00:00Fethi, the immigration debate feels highly polarised in Australia right now.
00:04Has it always been so?
00:05There's always interest in how many migrants we take.
00:09Are we taking too many?
00:10Are we taking too few?
00:11Do we have the right policy settings to welcome migrants?
00:15What kind of migrants?
00:16What kind of visa categories?
00:18Where are they coming from?
00:20Will they fit?
00:21Will they cause any undesired impacts on society, whether socially, economically, politically,
00:27even environmentally?
00:29Immigration, and rightly so, needs to be subject to public debate.
00:33Unfortunately, what tends to happen at times is that we don't debate immigration in a logical,
00:39considered manner.
00:40We tend to be debating it on the basis of a lot of disinformation, on the basis of a
00:44lot of myths about immigration.
00:47And therefore, people form opinions about immigration in ways that do not reflect facts.
00:52There's no such magical metric, if you like, in terms of numbers of migration.
00:57By and large, I think Australia has very much had the right formula.
01:02And if you look at the history of migrant intakes in Australia over many, many years,
01:06it has been fairly stable.
01:08The exception being the COVID years.
01:10We had a very significant downward decrease.

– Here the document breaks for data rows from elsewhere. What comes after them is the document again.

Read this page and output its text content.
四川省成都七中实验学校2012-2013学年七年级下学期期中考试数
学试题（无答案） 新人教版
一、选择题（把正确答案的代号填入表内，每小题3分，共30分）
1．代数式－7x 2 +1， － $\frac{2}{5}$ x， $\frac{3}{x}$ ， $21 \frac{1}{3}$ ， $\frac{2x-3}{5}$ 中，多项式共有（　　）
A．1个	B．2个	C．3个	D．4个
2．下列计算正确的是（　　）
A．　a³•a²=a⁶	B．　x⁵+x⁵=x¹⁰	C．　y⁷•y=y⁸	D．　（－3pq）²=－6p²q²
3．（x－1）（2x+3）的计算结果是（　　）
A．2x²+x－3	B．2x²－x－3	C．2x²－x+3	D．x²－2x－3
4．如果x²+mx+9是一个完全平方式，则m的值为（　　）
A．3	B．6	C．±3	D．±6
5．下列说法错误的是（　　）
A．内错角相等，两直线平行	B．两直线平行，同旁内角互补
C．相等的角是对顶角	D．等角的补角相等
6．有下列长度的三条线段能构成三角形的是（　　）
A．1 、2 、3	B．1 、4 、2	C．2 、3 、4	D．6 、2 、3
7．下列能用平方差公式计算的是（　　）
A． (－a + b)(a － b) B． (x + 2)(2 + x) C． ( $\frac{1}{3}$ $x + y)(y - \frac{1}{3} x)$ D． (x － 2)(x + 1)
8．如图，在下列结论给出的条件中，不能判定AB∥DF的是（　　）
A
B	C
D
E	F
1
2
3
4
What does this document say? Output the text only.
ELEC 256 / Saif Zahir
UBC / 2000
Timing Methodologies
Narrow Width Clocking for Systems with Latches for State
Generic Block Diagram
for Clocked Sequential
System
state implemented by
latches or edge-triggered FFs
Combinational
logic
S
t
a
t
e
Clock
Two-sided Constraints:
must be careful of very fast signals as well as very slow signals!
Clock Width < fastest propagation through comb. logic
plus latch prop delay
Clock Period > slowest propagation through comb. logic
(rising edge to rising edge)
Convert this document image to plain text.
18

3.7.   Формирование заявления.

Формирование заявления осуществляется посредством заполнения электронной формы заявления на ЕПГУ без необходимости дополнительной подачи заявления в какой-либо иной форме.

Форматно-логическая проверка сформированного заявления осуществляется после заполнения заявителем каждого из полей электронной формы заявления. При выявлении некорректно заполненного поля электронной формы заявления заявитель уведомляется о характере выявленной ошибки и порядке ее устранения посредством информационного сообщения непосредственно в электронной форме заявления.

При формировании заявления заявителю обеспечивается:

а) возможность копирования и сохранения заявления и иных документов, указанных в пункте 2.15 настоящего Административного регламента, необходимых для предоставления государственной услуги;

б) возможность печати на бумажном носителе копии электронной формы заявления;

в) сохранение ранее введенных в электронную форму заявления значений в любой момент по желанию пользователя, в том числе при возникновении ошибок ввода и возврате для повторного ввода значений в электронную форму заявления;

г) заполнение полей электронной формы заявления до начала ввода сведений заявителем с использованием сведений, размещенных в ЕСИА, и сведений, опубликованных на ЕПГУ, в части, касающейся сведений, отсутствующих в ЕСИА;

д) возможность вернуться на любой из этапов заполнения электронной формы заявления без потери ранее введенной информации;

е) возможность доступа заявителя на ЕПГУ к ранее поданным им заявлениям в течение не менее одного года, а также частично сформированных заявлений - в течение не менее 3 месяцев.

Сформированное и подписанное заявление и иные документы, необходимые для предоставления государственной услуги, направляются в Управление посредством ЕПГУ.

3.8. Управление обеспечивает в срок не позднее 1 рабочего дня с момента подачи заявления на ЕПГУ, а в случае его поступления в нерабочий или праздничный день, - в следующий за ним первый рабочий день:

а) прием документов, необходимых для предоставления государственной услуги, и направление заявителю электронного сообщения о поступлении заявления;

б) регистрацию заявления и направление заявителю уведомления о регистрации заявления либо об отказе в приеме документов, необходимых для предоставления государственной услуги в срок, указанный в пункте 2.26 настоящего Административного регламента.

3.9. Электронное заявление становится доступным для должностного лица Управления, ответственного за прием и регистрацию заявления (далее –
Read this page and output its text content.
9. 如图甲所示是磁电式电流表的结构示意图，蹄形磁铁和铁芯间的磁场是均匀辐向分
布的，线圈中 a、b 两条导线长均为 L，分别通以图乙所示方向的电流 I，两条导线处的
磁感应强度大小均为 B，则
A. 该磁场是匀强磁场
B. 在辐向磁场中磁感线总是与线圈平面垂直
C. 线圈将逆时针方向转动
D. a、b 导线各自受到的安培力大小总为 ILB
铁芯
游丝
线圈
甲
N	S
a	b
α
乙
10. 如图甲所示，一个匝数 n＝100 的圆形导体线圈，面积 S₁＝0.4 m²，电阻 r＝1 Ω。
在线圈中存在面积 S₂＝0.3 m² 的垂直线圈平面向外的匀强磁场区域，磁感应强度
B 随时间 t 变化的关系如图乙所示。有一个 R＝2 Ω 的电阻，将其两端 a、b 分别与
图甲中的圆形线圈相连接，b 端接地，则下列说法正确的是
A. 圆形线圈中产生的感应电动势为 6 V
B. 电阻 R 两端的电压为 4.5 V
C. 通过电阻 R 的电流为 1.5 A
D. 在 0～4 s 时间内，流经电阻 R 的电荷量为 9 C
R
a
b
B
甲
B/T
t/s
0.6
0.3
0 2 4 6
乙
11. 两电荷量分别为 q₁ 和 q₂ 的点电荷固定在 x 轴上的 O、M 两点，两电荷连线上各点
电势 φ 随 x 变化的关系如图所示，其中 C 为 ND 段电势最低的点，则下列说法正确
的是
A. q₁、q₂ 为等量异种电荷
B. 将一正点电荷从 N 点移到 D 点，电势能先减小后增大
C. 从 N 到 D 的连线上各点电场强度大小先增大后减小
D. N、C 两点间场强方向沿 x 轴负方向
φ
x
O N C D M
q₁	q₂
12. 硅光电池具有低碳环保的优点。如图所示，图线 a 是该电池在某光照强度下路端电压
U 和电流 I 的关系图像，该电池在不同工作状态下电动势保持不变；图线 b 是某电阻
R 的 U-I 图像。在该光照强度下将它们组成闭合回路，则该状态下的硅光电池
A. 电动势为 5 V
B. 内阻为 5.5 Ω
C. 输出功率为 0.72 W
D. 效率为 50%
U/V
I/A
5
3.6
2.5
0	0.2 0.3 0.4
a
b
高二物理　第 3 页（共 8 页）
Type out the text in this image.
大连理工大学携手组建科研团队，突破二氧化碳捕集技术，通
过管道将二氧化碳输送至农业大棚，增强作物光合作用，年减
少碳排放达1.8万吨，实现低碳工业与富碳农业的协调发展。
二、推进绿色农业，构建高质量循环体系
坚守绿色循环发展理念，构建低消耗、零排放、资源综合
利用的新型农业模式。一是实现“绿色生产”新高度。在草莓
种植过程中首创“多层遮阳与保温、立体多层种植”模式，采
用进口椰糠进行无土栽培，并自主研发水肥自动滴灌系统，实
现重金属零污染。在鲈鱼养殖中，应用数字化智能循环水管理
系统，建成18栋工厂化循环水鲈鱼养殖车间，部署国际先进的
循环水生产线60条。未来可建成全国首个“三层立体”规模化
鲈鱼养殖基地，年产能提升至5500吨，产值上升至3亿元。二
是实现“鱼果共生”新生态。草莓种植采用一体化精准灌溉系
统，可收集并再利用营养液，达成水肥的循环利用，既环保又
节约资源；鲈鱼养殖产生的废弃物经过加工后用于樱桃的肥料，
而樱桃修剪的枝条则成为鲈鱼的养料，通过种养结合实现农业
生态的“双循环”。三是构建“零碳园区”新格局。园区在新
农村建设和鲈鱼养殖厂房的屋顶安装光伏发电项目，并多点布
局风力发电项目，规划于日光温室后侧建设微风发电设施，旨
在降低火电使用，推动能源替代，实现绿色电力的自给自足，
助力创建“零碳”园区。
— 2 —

01:14And then following that, we had what many people refer to as a surge in migration, which
01:20again, is really misunderstood.
01:22People think of migration as simply people who come here on permanent visas to settle
01:27forever.
01:29But if you look at the data that we have, probably the largest component of our migration
01:33program is what we call temporary arrivals.
01:36So that's people who are either international students, or working holidaymakers, or sometimes
01:42seasoned workers.
01:44Populations grow as a result of two things, either natural births or immigration.
01:48In the last few years, immigration has become a contributor to that growth to the point
01:54of just under 54%, I think.
01:57Which shows you the importance of immigration, that if we stop having a proactive and a very
02:02carefully designed immigration program, then what will happen is our population will start
02:08to decline.
02:09There is already a huge crisis globally in terms of aging populations.
02:12You see that in Europe, countries like Italy, you see it in Asia, countries like Japan.
02:17And what happens there is that when your population is aging, you don't have enough
02:22in the labor market to support those aging citizens.
02:25You don't have enough taxpayers to generate the wealth that's required to provide those
02:30key services.
02:31So we must always have a population growth that is positive, and that is able to support
02:38the needs of the larger population.